Haircut, contrary to the popular definition, is also a financial term meaning the reduction in one’s assets. To be more precise, it is the percentage by which an asset’s market value is reduced for calculating requirements, margin and collateral levels. This term arises from the fact that borrowers, sometimes, are incapable of paying back the full debt.

Haircuts have been used for almost 200 years in commercial finance.

The concept of a haircut comes straight from the fact that borrower is incompetent to pay back the original amount and thus, the investor/lender has no option other than to receive an amount less than pre-decided.

The term would be more clear with an example, suppose you have to lend 10,000 Rs to a borrower and the Borrower, for some reason, cannot pay it back fully but has agreed to pay back 6000 Rs. This means that you’ll take a Rs 4000 haircut!

How is it feasible?

It is, because anything is definitely better than nothing! Since, you know already that you will never be repaid 100% of the debt. So, 6000 is obviously better than a 0 bank balance. Thus the new goal shifts to making advantage of the situation by getting the borrower to pay as much as possible!
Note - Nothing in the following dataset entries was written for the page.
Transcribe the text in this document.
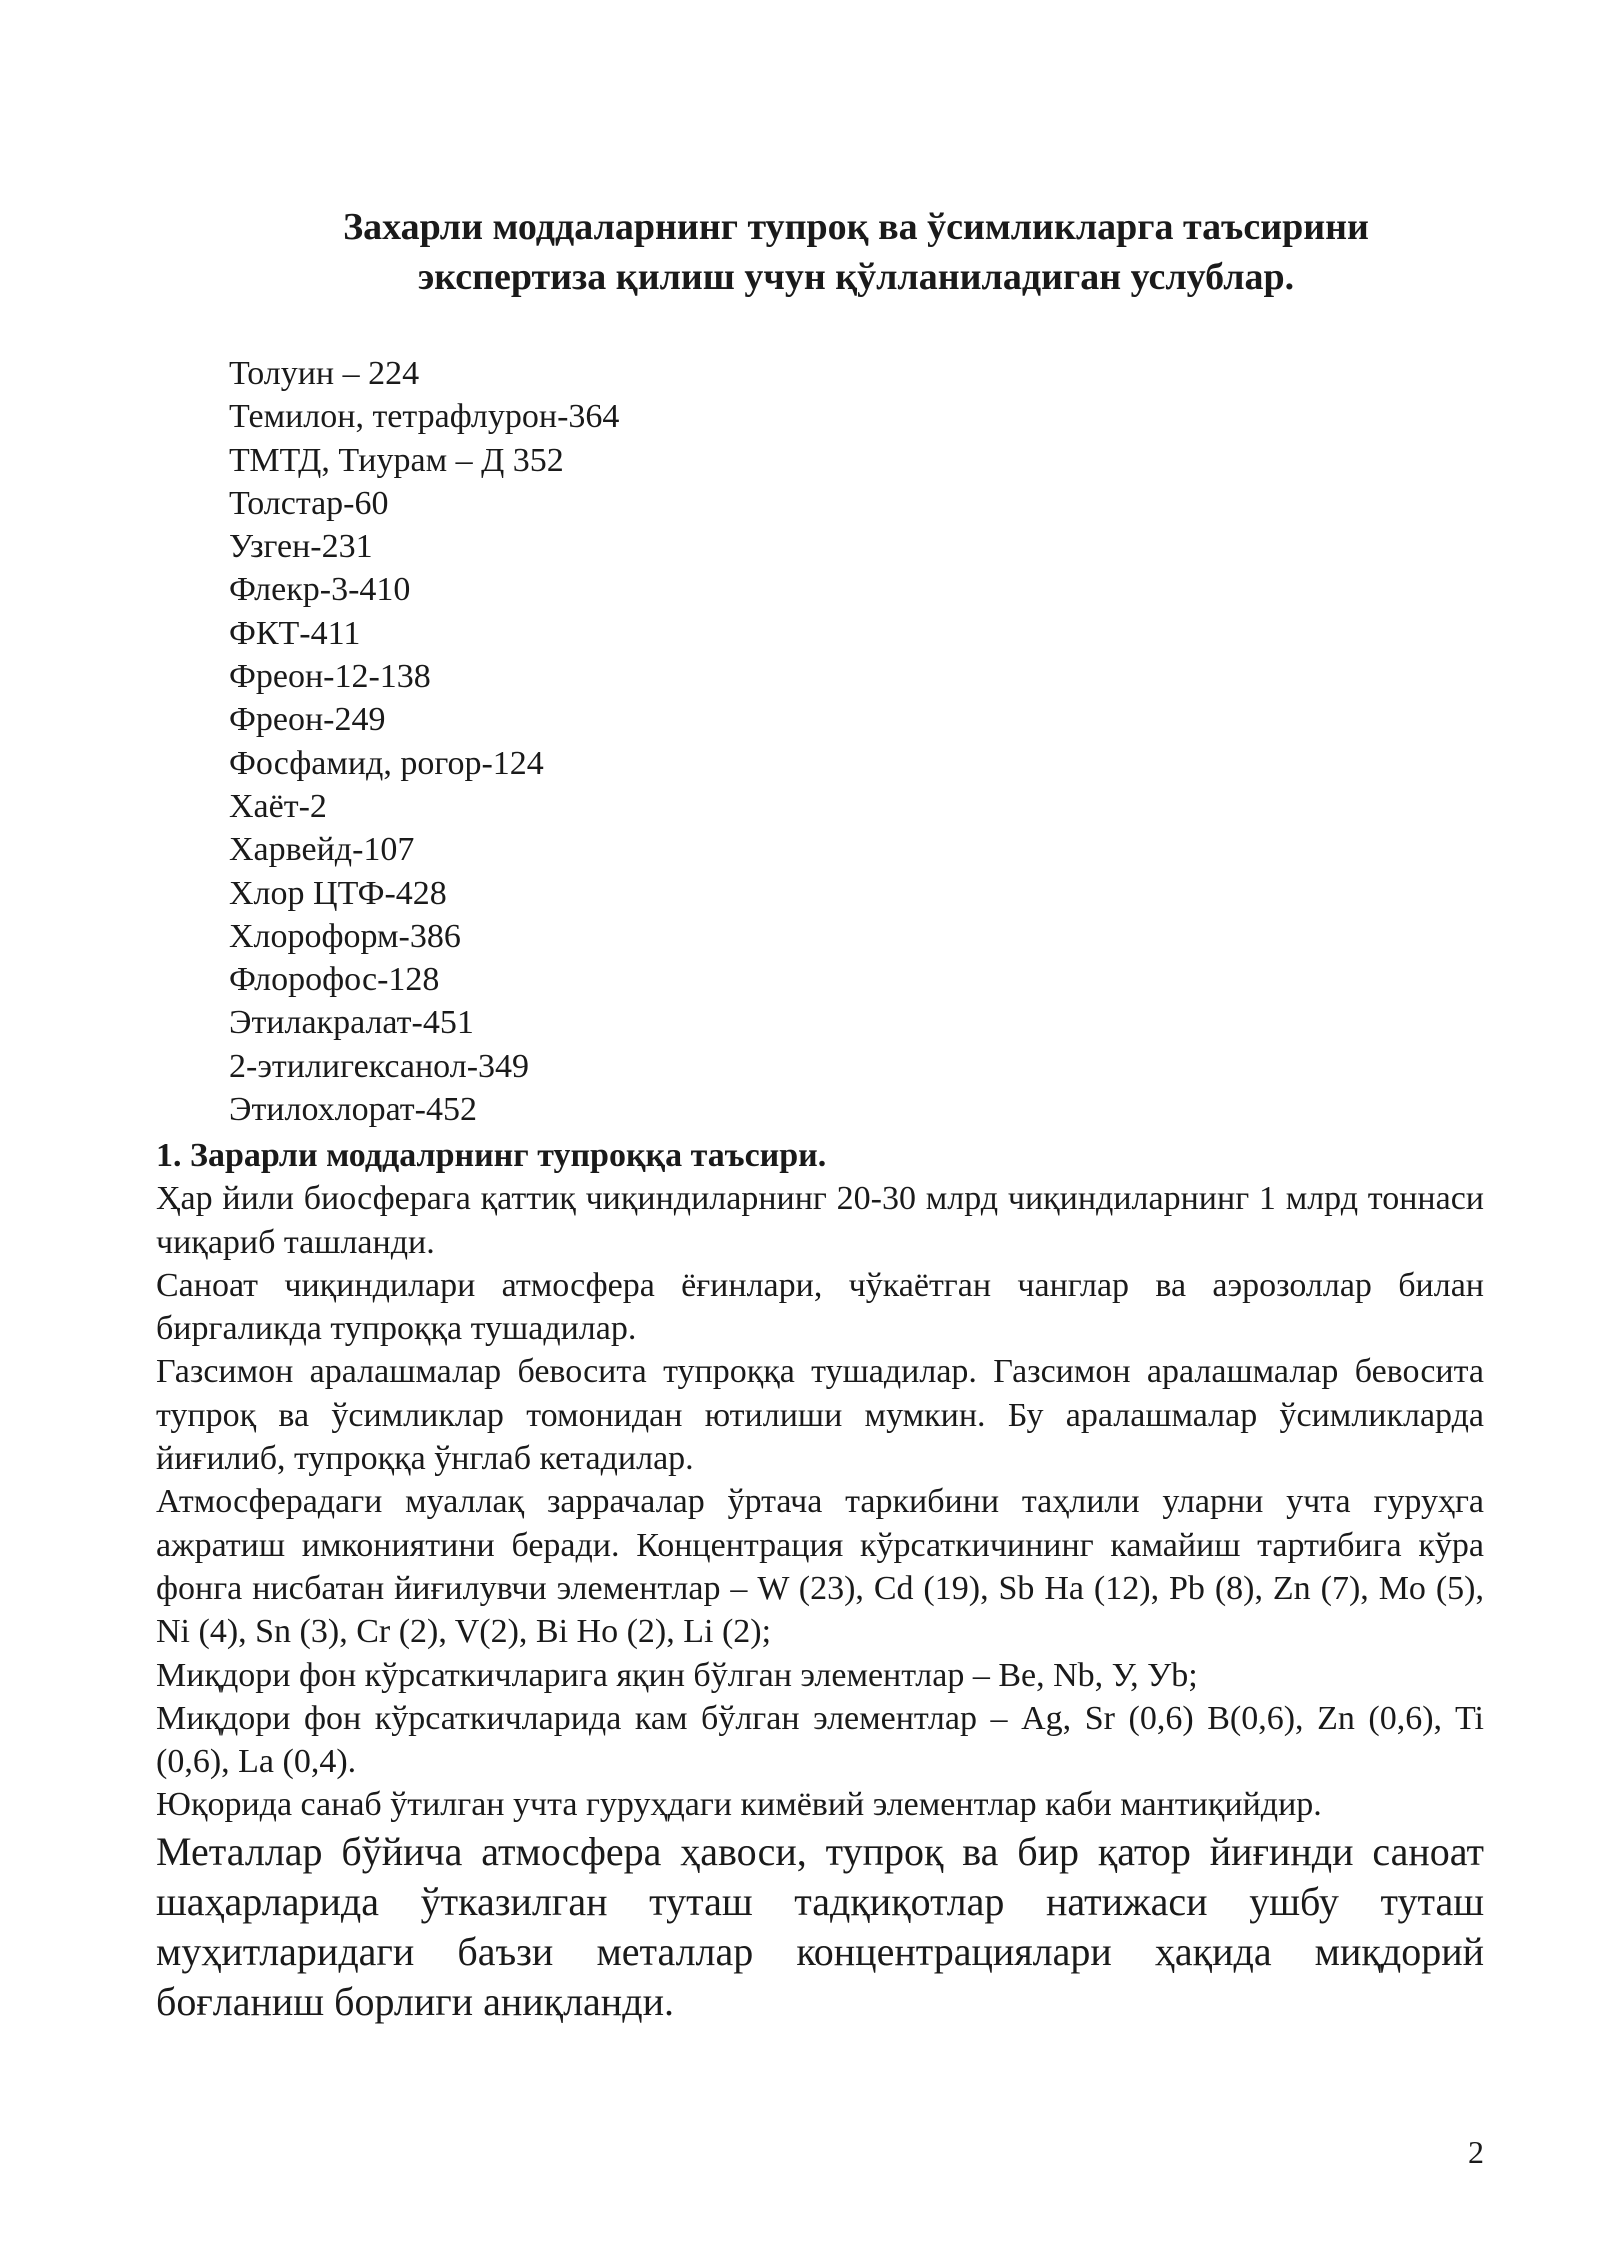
Захарли моддаларнинг тупроқ ва ўсимликларга таъсирини
экспертиза қилиш учун қўлланиладиган услублар.
Толуин – 224
Темилон, тетрафлурон-364
ТМТД, Тиурам – Д 352
Толстар-60
Узген-231
Флекр-3-410
ФКТ-411
Фреон-12-138
Фреон-249
Фосфамид, рогор-124
Хаёт-2
Харвейд-107
Хлор ЦТФ-428
Хлороформ-386
Флорофос-128
Этилакралат-451
2-этилигексанол-349
Этилохлорат-452
1. Зарарли моддалрнинг тупроққа таъсири.

Ҳар йили биосферага қаттиқ чиқиндиларнинг 20-30 млрд чиқиндиларнинг 1 млрд тоннаси чиқариб ташланди.

Саноат чиқиндилари атмосфера ёғинлари, чўкаётган чанглар ва аэрозоллар билан биргаликда тупроққа тушадилар.

Газсимон аралашмалар бевосита тупроққа тушадилар. Газсимон аралашмалар бевосита тупроқ ва ўсимликлар томонидан ютилиши мумкин. Бу аралашмалар ўсимликларда йиғилиб, тупроққа ўнглаб кетадилар.

Атмосферадаги муаллақ заррачалар ўртача таркибини таҳлили уларни учта гуруҳга ажратиш имкониятини беради. Концентрация кўрсаткичининг камайиш тартибига кўра фонга нисбатан йиғилувчи элементлар – W (23), Cd (19), Sb Ha (12), Pb (8), Zn (7), Mo (5), Ni (4), Sn (3), Cr (2), V(2), Bi Ho (2), Li (2);

Миқдори фон кўрсаткичларига яқин бўлган элементлар – Be, Nb, У, Уb;

Миқдори фон кўрсаткичларида кам бўлган элементлар – Ag, Sr (0,6) B(0,6), Zn (0,6), Ti (0,6), La (0,4).

Юқорида санаб ўтилган учта гуруҳдаги кимёвий элементлар каби мантиқийдир.

Металлар бўйича атмосфера ҳавоси, тупроқ ва бир қатор йиғинди саноат шаҳарларида ўтказилган туташ тадқиқотлар натижаси ушбу туташ муҳитларидаги баъзи металлар концентрациялари ҳақида миқдорий боғланиш борлиги аниқланди.

2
But this haircut situation doesn’t guarantee that you will always want to settle for less. The lender has an option to cut the interest rate or push the repayment date way out into future.

The amount of the haircut reflects the lender’s perceived risks of loss from falling value of the owned asset.

Two styles

In financial markets, the term haircut is mainly used in two ways.

The first, explained above, provides the lenders and borrowers a one-off adjustment by reducing the amount (and not being unpaid) to suit both in a period of financial pain.

The second is the difference between the buying and selling price of a share, bond or other financial statement.